There had been no Archbishop of Tarentaise since the death of Joseph de Montfalcon in 1793, and it might have been concluded, from the alternative administrative boundaries and structures created during and after the annexation by France, that the diocese was defunct. It had, however, been one of the oldest of the Gallic dioceses, and in 1825 the new king announced his decision to reinstate the Diocese of Tarentaise. Up till 1793 the diocese had been ruled by 72 bishops and archbishops. Two had later become popes. On 19 March 1826 Antoine Martinet was installed as the seventy-third Bishop of Tarentaise. (Note: Note that Tarentaise is the old name for the town of Moûtiers. The names can be used interchangeably, but church related sources tend to refer to the little town as Tarentaise. Tarentaise is also the name used for the valley in which the town is situated, but NOT for the river that flows through it.) Once installed he lost no time in arranging for the rebuilding of the cathedral, reversing the vandalism inflicted by the French Revolution. The reconstruction lasted for four years: sources note that the surrounding municipalities and the clergy were generous with their contributions.

===Archbishop===
By the time the repairs on the cathedral at Moûtiers had been completed, Father Martinet had moved on again. The death of Archbishop Bigex in February 1827 had created a vacancy at the head of the diocese of Chambéry which by this time (since 1817) had become an archdiocese, covering a wider area that encompassed Annecy, Tarentaise (Moûtiers) and Saint-Jean-de-Maurienne, along with Chambéry itself. Martinet was selected for the post 20 December 1827 and installed in succession to Bigex on the Feast of Quasimodo in 1828. (Note: The Feast of Quasimodo was celebrated on the first Sunday after Easter until replaced with "Divine Mercy Sunday" by Pope John Paul II in the year 2000.)
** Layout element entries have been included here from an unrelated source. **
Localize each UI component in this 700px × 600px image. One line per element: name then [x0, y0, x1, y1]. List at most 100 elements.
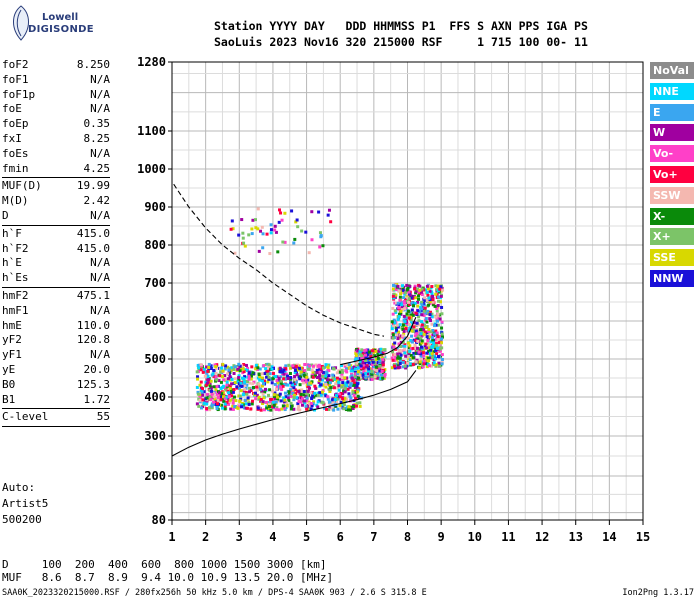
- echo-point: [404, 354, 408, 358]
- echo-point: [277, 220, 281, 224]
- echo-point: [255, 367, 259, 371]
- echo-point: [419, 290, 423, 294]
- echo-point: [422, 354, 426, 358]
- echo-point: [324, 363, 328, 367]
- echo-point: [409, 362, 413, 366]
- echo-point: [343, 376, 347, 380]
- echo-point: [237, 366, 241, 370]
- x-tick-label: 7: [370, 530, 377, 544]
- echo-point: [237, 405, 241, 409]
- echo-point: [402, 301, 406, 305]
- echo-point: [230, 377, 234, 381]
- echo-point: [284, 383, 288, 387]
- echo-point: [426, 356, 430, 360]
- echo-point: [353, 391, 357, 395]
- echo-point: [437, 364, 441, 368]
- echo-point: [311, 402, 315, 406]
- echo-point: [427, 349, 431, 353]
- echo-point: [412, 354, 416, 358]
- echo-point: [272, 407, 276, 411]
- param-name: yF2: [2, 333, 22, 347]
- echo-point: [392, 296, 396, 300]
- echo-point: [426, 339, 430, 343]
- echo-point: [359, 361, 363, 365]
- artist-version: Artist5: [2, 497, 49, 510]
- echo-point: [396, 325, 400, 329]
- param-separator: [2, 286, 110, 288]
- echo-point: [301, 381, 305, 385]
- echo-point: [374, 357, 378, 361]
- param-row: foE N/A: [2, 102, 110, 117]
- echo-point: [420, 357, 424, 361]
- echo-point: [432, 350, 436, 354]
- param-name: M(D): [2, 194, 29, 208]
- echo-point: [401, 308, 405, 312]
- echo-point: [403, 364, 407, 368]
- echo-point: [428, 289, 432, 293]
- echo-point: [354, 351, 358, 355]
- echo-point: [435, 352, 439, 356]
- y-tick-label: 600: [144, 314, 166, 328]
- echo-point: [393, 363, 397, 367]
- echo-point: [430, 285, 434, 289]
- echo-point: [302, 390, 306, 394]
- echo-point: [373, 362, 377, 366]
- echo-point: [244, 390, 248, 394]
- echo-point: [413, 343, 417, 347]
- x-tick-label: 3: [236, 530, 243, 544]
- echo-point: [412, 321, 416, 325]
- echo-point: [267, 401, 271, 405]
- echo-point: [350, 366, 354, 370]
- echo-point: [398, 298, 402, 302]
- echo-point: [289, 377, 293, 381]
- echo-point: [220, 366, 224, 370]
- echo-point: [265, 232, 269, 236]
- echo-point: [346, 384, 350, 388]
- echo-point: [311, 394, 315, 398]
- echo-point: [369, 354, 373, 358]
- echo-point: [205, 396, 209, 400]
- echo-point: [427, 303, 431, 307]
- echo-point: [256, 406, 260, 410]
- echo-point: [419, 336, 423, 340]
- logo-line1: Lowell: [42, 12, 79, 23]
- echo-point: [434, 341, 438, 345]
- echo-point: [432, 343, 436, 347]
- param-row: MUF(D) 19.99: [2, 179, 110, 194]
- echo-point: [202, 401, 206, 405]
- echo-point: [228, 387, 232, 391]
- echo-point: [400, 303, 404, 307]
- echo-point: [266, 372, 270, 376]
- echo-point: [393, 341, 397, 345]
- echo-point: [414, 291, 418, 295]
- echo-point: [347, 405, 351, 409]
- echo-point: [402, 300, 406, 304]
- echo-point: [308, 404, 312, 408]
- echo-point: [208, 408, 212, 412]
- y-tick-label: 300: [144, 429, 166, 443]
- echo-point: [341, 377, 345, 381]
- echo-point: [402, 296, 406, 300]
- echo-point: [338, 370, 342, 374]
- echo-point: [236, 406, 240, 410]
- echo-point: [316, 393, 320, 397]
- echo-point: [426, 287, 430, 291]
- param-value: N/A: [90, 146, 110, 160]
- param-name: foEs: [2, 146, 29, 160]
- x-tick-label: 9: [438, 530, 445, 544]
- param-value: N/A: [90, 72, 110, 86]
- echo-point: [230, 382, 234, 386]
- echo-point: [241, 377, 245, 381]
- echo-point: [383, 372, 387, 376]
- echo-point: [296, 225, 300, 229]
- echo-point: [277, 376, 281, 380]
- echo-point: [213, 363, 217, 367]
- echo-point: [255, 385, 259, 389]
- param-name: foF1: [2, 72, 29, 86]
- echo-point: [436, 323, 440, 327]
- param-value: N/A: [90, 87, 110, 101]
- echo-point: [395, 347, 399, 351]
- echo-point: [208, 365, 212, 369]
- echo-point: [370, 377, 374, 381]
- legend-item-sse: SSE: [650, 249, 694, 267]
By this time cyclical factors were softening the impact of post-war austerity, and Antoine Martinet's eleven year incumbency as archbishop is remembered for being exceptionally active. The archdiocese was a rural one, containing at that time just 168 parishes. Yet during those eleven years Martinet oversaw the construction of 40 new churches, while a further 19 benefitted from significant repair programmes. 22 presbyteries were rebuilt and all the others, to a lesser or greater extent, repaired. Nor was Martinet's period in office restricted to an ecclesiastical construction boom. He undertook numerous works of piety and charity, set up various missionary projects and engaged energetically on the pastoral front. There were also new parishes established along with a large number of church schools.
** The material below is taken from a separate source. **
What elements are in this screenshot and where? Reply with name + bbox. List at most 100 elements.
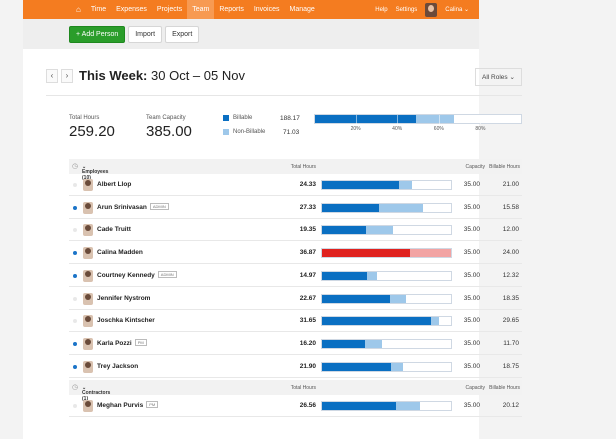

During his last few years Antoine Martinet was affected by chronic illness, though he refused to let this interfere with his work. Then at the start of 1839 a marked deterioration in his condition set in with a period of cruel insomnia. He suffered greatly during his final three months. Then, during the night of 10/11 April 1839, he suffered much torment at the end of which he had come to terms with the imminence of his "final journey". In the morning his spirit was much calmer and he appeared to be much better in himself. He died at Chambéry a few days later, at around half past seven on the morning of 6 May 1839, fully reconciled to his situation.

He had chosen for his burial location the little Calvary Chapel on the western slope of the Lémenc Hill to the north of the town. Martinet had himself overseen the chapel's reconstruction, to replace the previous building which had been destroyed when French troops had arrived back in 1792. Martinet's burial took place on 8 May 1839 in the presence of the municipal councillors and officers, of the clergy, and of a large crowd that stretched out along the route to the chapel. A more elaborate memorial service was held at the cathedral on 12 June 1839. A heartfelt and lengthy tribute was delivered by the Abbé Rendu.